Argentino que adotou Belo Horizonte como o lugar para viver e onde se tornou ídolo da torcida de um clube brasileiro, o Cruzeiro, o ex-lateral esquerdo Juan Pablo Sorín tornou-se embaixador da capital mineira na Copa do Mundo. Uma trajetória rara para um jogador da seleção que é a maior rival do Brasil e pela qual disputou os Mundiais de 2002 e 2006. Hoje comentarista de futebol da ESPN, Sorín espera que a equipe de Messi & Cia seja mais feliz que ele no sorteio desta sexta-feira (06.12), às 14h (de Brasília), na Costa do Sauipe, na Bahia.

“Os últimos sorteios, que eu me lembro bem porque era jogador, foram duros. Em 2002 era um ‘grupo da morte’. Em 2006 era difícil, mas o fizemos mais fácil depois de ganhar as primeiras partidas. Tomara que a Argentina fique em um grupo mais acessível, mas o importante é que a Argentina chegue 100% e que o Messi esteja totalmente recuperado”, comentou.

No Mundial de 2002, os vizinhos caíram em uma chave com Nigéria, Suécia e Inglaterra e foram eliminados na primeira fase, após um empate, uma derrota e uma vitória. Na Copa seguinte, o grupo da “Albiceleste” contava com Holanda, Costa do Marfim e Sérvia. Os argentinos terminaram na liderança da chave após duas vitórias e um empate.

Base mineira

Na opinião de Sorín, que está presente no estande de Belo Horizonte, na Costa do Sauipe, a Argentina foi crescendo ao longo das Eliminatórias da América do Sul e deve chegar forte para a Copa do ano que vem. Para a alegria do ex-jogador, a capital mineira foi a escolhida pelos compatriotas para ser a base da equipe durante a competição. Os argentinos ficarão no Centro de Treinamento do Atlético Mineiro, CT Cidade do Galo.

“Essa é uma geração com jogadores que amadureceram fora da Argentina. Alguns passaram pela experiência de jogar o campeonato argentino, como nos casos de Higuaín, Agüero e Di María. É uma equipe que chega com muitas esperanças, tradição e com o melhor jogador na atualidade, que é o Messi.

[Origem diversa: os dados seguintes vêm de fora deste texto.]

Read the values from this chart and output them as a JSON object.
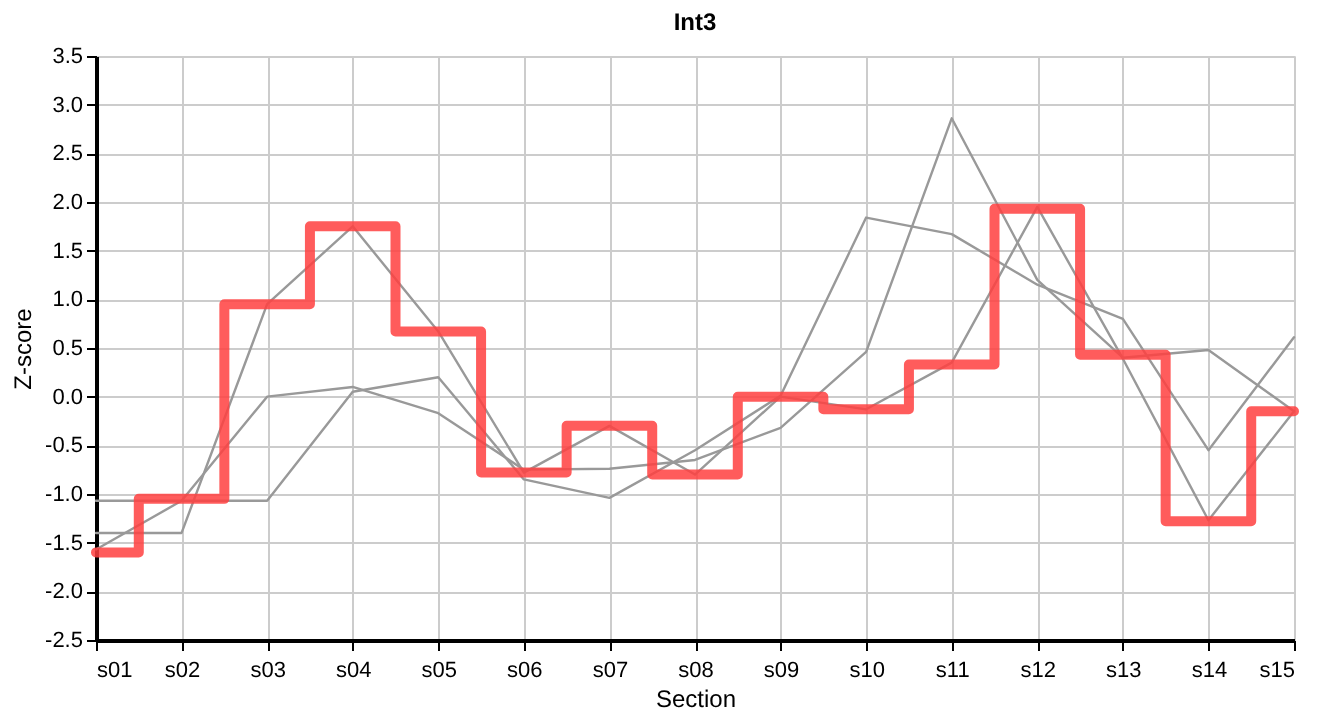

A Argentina vai estar numa cidade em que vai se sentir tranquila, que é Belo Horizonte. Vai estar bem hospedada e encontrar um bom refúgio para tentar realizar o sonho de todos os argentinos”, ressaltou.

A felicidade e a expectativa de Sorín estão altas, por ter a chance de viver uma Copa na cidade em que escolheu para morar e que vai abrigar a seleção argentina. “É impressionante viver um Mundial, ainda mais morando no Brasil e sendo argentino. E também por tudo o que estamos vivendo com o Messi, o que tem acontecido nos últimos anos, e a possibilidade de ter a Argentina e o melhor do mundo em uma cidade como Belo Horizonte. É um privilégio pelos qual os mineiros também se sentem felizes”.